Alberto Giménez Prieto

Este cuento fue galardonado como el cuento ganador

del XVI Certamen Literario del Ateneo Cultural de Paterna de 2017

Jacinto se había jurado solemnemente no volver a pisar el pueblo.

Pero la expresión del rostro de su madre, cuando le pidió que la llevara al pueblo, merecía quebrantar el juramento y, además, le pillaba de paso hacia su lugar de vacaciones. Pero sobre todo lo hacía porque se lo debía a su madre.

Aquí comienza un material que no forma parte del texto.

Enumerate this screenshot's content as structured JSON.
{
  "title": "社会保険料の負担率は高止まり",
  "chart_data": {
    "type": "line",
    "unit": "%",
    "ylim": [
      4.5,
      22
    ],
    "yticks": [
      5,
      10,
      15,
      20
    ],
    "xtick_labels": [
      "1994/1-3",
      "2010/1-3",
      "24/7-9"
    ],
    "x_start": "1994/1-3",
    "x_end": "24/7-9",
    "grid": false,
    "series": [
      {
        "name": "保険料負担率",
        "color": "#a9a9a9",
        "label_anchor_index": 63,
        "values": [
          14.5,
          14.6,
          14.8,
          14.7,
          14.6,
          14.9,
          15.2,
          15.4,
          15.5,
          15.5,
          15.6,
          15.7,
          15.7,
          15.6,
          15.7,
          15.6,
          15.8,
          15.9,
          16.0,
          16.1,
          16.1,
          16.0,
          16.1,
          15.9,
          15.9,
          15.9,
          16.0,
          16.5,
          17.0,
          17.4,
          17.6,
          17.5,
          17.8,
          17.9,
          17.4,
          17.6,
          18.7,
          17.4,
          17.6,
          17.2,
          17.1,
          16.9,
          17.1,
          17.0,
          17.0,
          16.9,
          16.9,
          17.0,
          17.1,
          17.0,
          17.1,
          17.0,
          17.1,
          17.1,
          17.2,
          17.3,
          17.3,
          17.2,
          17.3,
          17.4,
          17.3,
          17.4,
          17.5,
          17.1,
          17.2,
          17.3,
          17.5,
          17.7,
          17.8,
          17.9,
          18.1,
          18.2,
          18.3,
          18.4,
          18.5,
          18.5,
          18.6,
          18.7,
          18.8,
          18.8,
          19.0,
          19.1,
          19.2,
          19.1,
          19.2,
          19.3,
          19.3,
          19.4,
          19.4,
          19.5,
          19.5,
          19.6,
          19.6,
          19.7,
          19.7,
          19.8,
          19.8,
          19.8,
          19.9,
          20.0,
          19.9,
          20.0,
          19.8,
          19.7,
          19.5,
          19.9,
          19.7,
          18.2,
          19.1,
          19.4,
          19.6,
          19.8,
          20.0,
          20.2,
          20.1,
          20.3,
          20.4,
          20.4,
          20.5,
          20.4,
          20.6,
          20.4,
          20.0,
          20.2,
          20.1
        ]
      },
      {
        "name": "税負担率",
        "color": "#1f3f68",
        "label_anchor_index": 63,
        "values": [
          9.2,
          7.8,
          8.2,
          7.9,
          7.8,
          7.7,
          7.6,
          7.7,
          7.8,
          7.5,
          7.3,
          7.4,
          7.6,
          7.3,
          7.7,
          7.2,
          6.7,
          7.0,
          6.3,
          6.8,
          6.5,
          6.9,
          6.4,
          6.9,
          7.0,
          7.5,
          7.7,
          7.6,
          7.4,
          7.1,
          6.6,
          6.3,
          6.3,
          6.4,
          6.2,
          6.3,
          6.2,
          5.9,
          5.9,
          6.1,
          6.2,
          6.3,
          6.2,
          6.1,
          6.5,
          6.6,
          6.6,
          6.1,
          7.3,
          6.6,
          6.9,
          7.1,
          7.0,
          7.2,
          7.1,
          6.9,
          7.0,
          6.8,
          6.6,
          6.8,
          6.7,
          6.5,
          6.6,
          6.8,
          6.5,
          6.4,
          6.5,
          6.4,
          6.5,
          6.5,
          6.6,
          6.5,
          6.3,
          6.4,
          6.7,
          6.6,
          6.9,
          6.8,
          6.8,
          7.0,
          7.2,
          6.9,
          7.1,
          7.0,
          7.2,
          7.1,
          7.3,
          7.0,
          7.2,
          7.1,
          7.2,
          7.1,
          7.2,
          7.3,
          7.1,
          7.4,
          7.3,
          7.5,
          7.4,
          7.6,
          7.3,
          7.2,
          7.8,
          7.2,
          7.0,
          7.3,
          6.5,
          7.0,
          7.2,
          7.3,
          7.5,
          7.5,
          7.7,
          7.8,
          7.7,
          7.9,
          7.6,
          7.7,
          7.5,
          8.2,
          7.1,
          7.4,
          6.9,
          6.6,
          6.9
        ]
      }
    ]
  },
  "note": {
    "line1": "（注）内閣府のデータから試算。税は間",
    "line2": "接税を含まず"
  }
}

Le debía eso… y tantas cosas más.

«Por culpa de mis derroches, mi madre perdió su casa y los campos que le dejó su abuelo. Y ahora, con setenta y cinco años, tenía que pedir favores a familiares para tener un techo bajo el que cobijarse en su propio pueblo al que acudía para acompañar en su dolor a su prima, a la que quería como a la hermana que nunca tuvo, y que acababa de perder a su marido», pensaba Jacinto

Quince años antes, no hubiera creído que se vería en una situación como aquella. Era cuando, tan alegremente empujó a su madre a vender la casa y los campos a su suegro, por el importe de un coche y las vacaciones de aquel año.

«Fue mi egoísmo lo que me llevó a aceptar la miserable oferta de mi suegro y, ahora, no puedo reprochárselo a nadie», se reconcomía Jacinto.

Él siempre anduvo escaso de cuartos, a pesar de que tanto él, como su mujer, gozaban de unos buenos salarios, pero les gustaba viajar en una categoría superior a sus posibilidades y siempre andaban enredados en deudas y préstamos. Cuando se emperró en que su madre vendiera la casa, era porque hacía tiempo que no podía pedirle más préstamos. Ella sobrevivía con un único ingreso: la pensión de viudedad.

El padre de Mercedes, su suegro, gozaba de una situación económica muy desahogada, era el mayor terrateniente de la comarca y presumía de tener más bienes que el señor marques, pero ante los continuos sablazos de su hija y yerno les había dicho que el tren de vida que llevaban no se correspondía con sus posibles, y que él no estaba dispuesto a humillarles más con sus dadivas. El grifo se cerró completamente, aunque Mercedes seguía recibiendo, por medio de su madre, ayudas en especie: vestidos, cosméticos y joyas.

Cuando más ahogados estaban, su trabajado vehículo se averió y en lugar de repararlo decidieron cambiarlo. El padre de Mercedes les planteó una posible solución: les daba el dinero que precisaban para cambiar de automóvil y algo más, a cambio de la casa que poseía la madre de Jacinto y los campos, que permanecían baldíos. A Jacinto su suegro acabó de convencerle dorándole la píldora.

—La casa la podréis seguir utilizando vosotros o tu madre cada vez que vengáis. Por lo que tendréis el mismo servicio, sin tener que pagar contribución, ni gastos de agua y luz y los campos, que se están perdiendo, volverán a ser productivos. Así cuando yo falte y lo heredéis, todo estará en mejores condiciones.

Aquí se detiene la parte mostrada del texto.